As a social entrepreneur you may have formed an entire community of unreasonable people working outside the system, and all of these ideas start seeming…very reasonable. In this group, perhaps the most unreasonable thing you can do is go back inside the belly of the beast and become a social intrapreneur instead. Going back to point #3, believe you are the person who can change  a mega-corp like Monsanto from the inside. I’ve taken a few potshots at Adam Werbach for working with Walmart and selling his agency to a media conglomerate, but he’s right that a micron of change by Walmart can create a larger measurable result than everything else combined.

For more about social entrepreneurship and what it means to be unreasonable, I highly recommend reading The Power of Unreasonable People.

Tone Deaf

Recently I was astonished to see this Sherwin Williams logo, which I assumed old signage. Seriously, who in the world would think this logo is a good idea? I was wrong. This very old mark — which, to its credit, looks decades newer than its pre-1900 origins — is in fact still the approved Sherwin Williams logo. How have I never noticed this before?

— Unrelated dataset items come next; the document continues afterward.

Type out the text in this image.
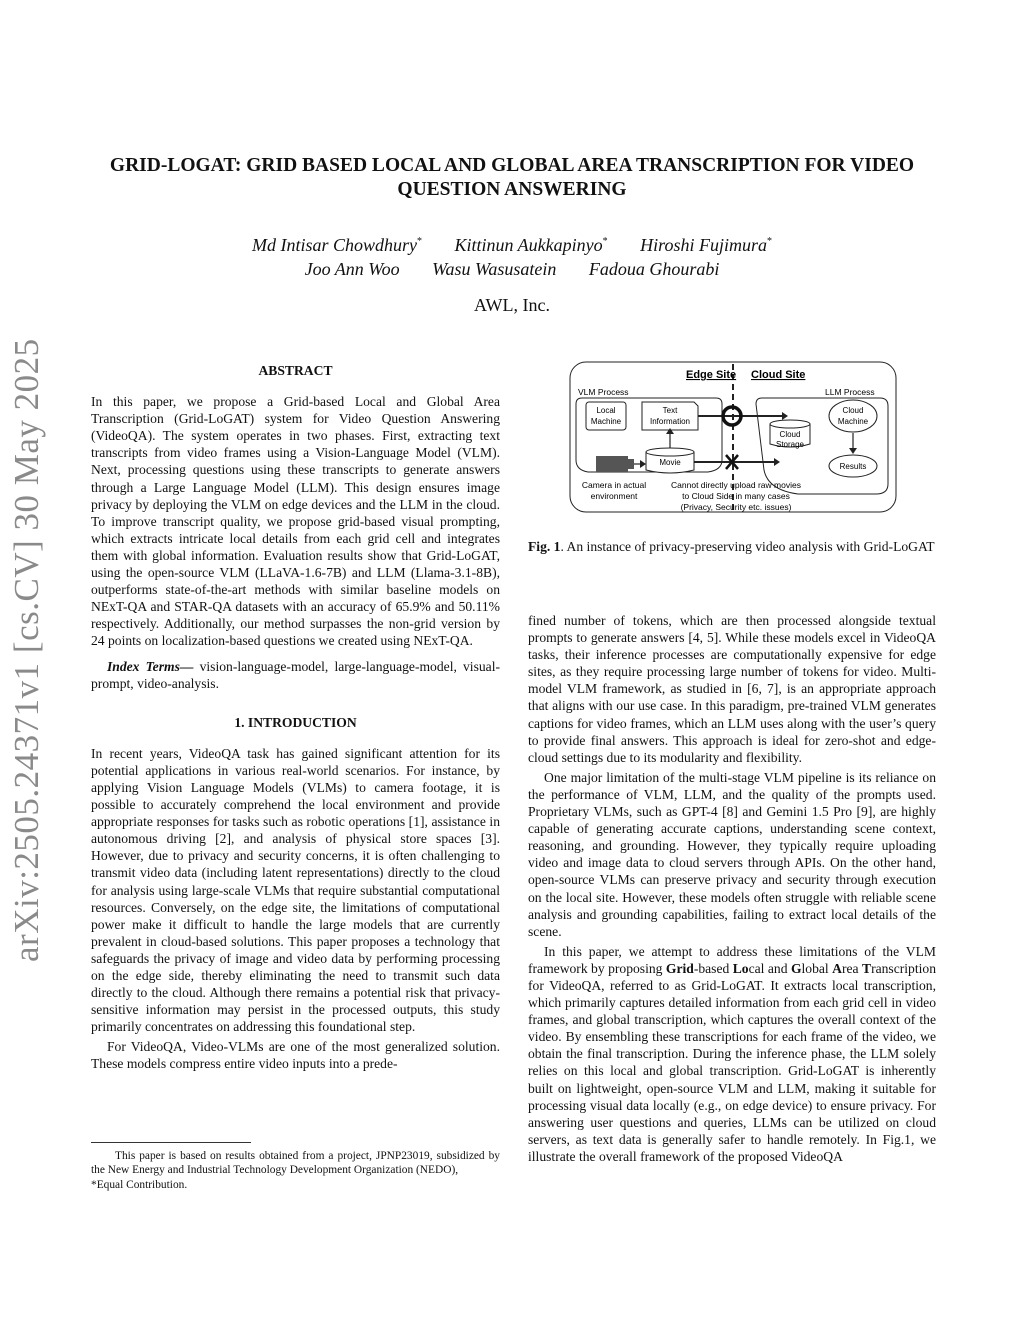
arXiv:2505.24371v1 [cs.CV] 30 May 2025
GRID-LOGAT: GRID BASED LOCAL AND GLOBAL AREA TRANSCRIPTION FOR VIDEO QUESTION ANSWERING
Md Intisar Chowdhury* Kittinun Aukkapinyo* Hiroshi Fujimura*
Joo Ann Woo Wasu Wasusatein Fadoua Ghourabi
AWL, Inc.
ABSTRACT

In this paper, we propose a Grid-based Local and Global Area Transcription (Grid-LoGAT) system for Video Question Answering (VideoQA). The system operates in two phases. First, extracting text transcripts from video frames using a Vision-Language Model (VLM). Next, processing questions using these transcripts to generate answers through a Large Language Model (LLM). This design ensures image privacy by deploying the VLM on edge devices and the LLM in the cloud. To improve transcript quality, we propose grid-based visual prompting, which extracts intricate local details from each grid cell and integrates them with global information. Evaluation results show that Grid-LoGAT, using the open-source VLM (LLaVA-1.6-7B) and LLM (Llama-3.1-8B), outperforms state-of-the-art methods with similar baseline models on NExT-QA and STAR-QA datasets with an accuracy of 65.9% and 50.11% respectively. Additionally, our method surpasses the non-grid version by 24 points on localization-based questions we created using NExT-QA.

Index Terms— vision-language-model, large-language-model, visual-prompt, video-analysis.

1. INTRODUCTION

In recent years, VideoQA task has gained significant attention for its potential applications in various real-world scenarios. For instance, by applying Vision Language Models (VLMs) to camera footage, it is possible to accurately comprehend the local environment and provide appropriate responses for tasks such as robotic operations [1], assistance in autonomous driving [2], and analysis of physical store spaces [3]. However, due to privacy and security concerns, it is often challenging to transmit video data (including latent representations) directly to the cloud for analysis using large-scale VLMs that require substantial computational resources. Conversely, on the edge site, the limitations of computational power make it difficult to handle the large models that are currently prevalent in cloud-based solutions. This paper proposes a technology that safeguards the privacy of image and video data by performing processing on the edge side, thereby eliminating the need to transmit such data directly to the cloud. Although there remains a potential risk that privacy-sensitive information may persist in the processed outputs, this study primarily concentrates on addressing this foundational step.

For VideoQA, Video-VLMs are one of the most generalized solution. These models compress entire video inputs into a prede-

This paper is based on results obtained from a project, JPNP23019, subsidized by the New Energy and Industrial Technology Development Organization (NEDO),

*Equal Contribution.

Edge Site Cloud Site
VLM Process	LLM Process
Local
Machine
Text
Information
Cloud
Storage
Cloud
Machine
Results
Movie
Camera in actual
environment
Cannot directly upload raw movies
to Cloud Side in many cases
(Privacy, Security etc. issues)
Fig. 1. An instance of privacy-preserving video analysis with Grid-LoGAT

fined number of tokens, which are then processed alongside textual prompts to generate answers [4, 5]. While these models excel in VideoQA tasks, their inference processes are computationally expensive for edge sites, as they require processing large number of tokens for video. Multi-model VLM framework, as studied in [6, 7], is an appropriate approach that aligns with our use case. In this paradigm, pre-trained VLM generates captions for video frames, which an LLM uses along with the user’s query to provide final answers. This approach is ideal for zero-shot and edge-cloud settings due to its modularity and flexibility.

One major limitation of the multi-stage VLM pipeline is its reliance on the performance of VLM, LLM, and the quality of the prompts used. Proprietary VLMs, such as GPT-4 [8] and Gemini 1.5 Pro [9], are highly capable of generating accurate captions, understanding scene context, reasoning, and grounding. However, they typically require uploading video and image data to cloud servers through APIs. On the other hand, open-source VLMs can preserve privacy and security through execution on the local site. However, these models often struggle with reliable scene analysis and grounding capabilities, failing to extract local details of the scene.

In this paper, we attempt to address these limitations of the VLM framework by proposing Grid-based Local and Global Area Transcription for VideoQA, referred to as Grid-LoGAT. It extracts local transcription, which primarily captures detailed information from each grid cell in video frames, and global transcription, which captures the overall context of the video. By ensembling these transcriptions for each frame of the video, we obtain the final transcription. During the inference phase, the LLM solely relies on this local and global transcription. Grid-LoGAT is inherently built on lightweight, open-source VLM and LLM, making it suitable for processing visual data locally (e.g., on edge device) to ensure privacy. For answering user questions and queries, LLMs can be utilized on cloud servers, as text data is generally safer to handle remotely. In Fig.1, we illustrate the overall framework of the proposed VideoQA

It’s easy to imagine an ambitious young paint company loving the original idea: “Wouldn’t it be great if we could paint every building in the world with our revolutionary standardized paints?” But in the current context of environmental awareness, the intent is overshadowed. Even if you overlook the bloodiness of the paint they are still, quite literally, pouring toxic paint over the earth.

Paint that ends up down drains and in landfills is a hazard to environmental health and water supplies, and this image gives the worst possible impression of their attitudes towards corporate responsibility. I can hardly grasp what must be flat-out stubbornness behind the decision to stand by this logo. More companies should honor their brand history, but this is simply an absence of good sense.

In branding, your intentions don’t matter; what matters is what people perceive. Sherwin-Williams has a statement defending the mark and their sustainability initiatives, but refusing to acknowledge public perception is a colossal branding misstep.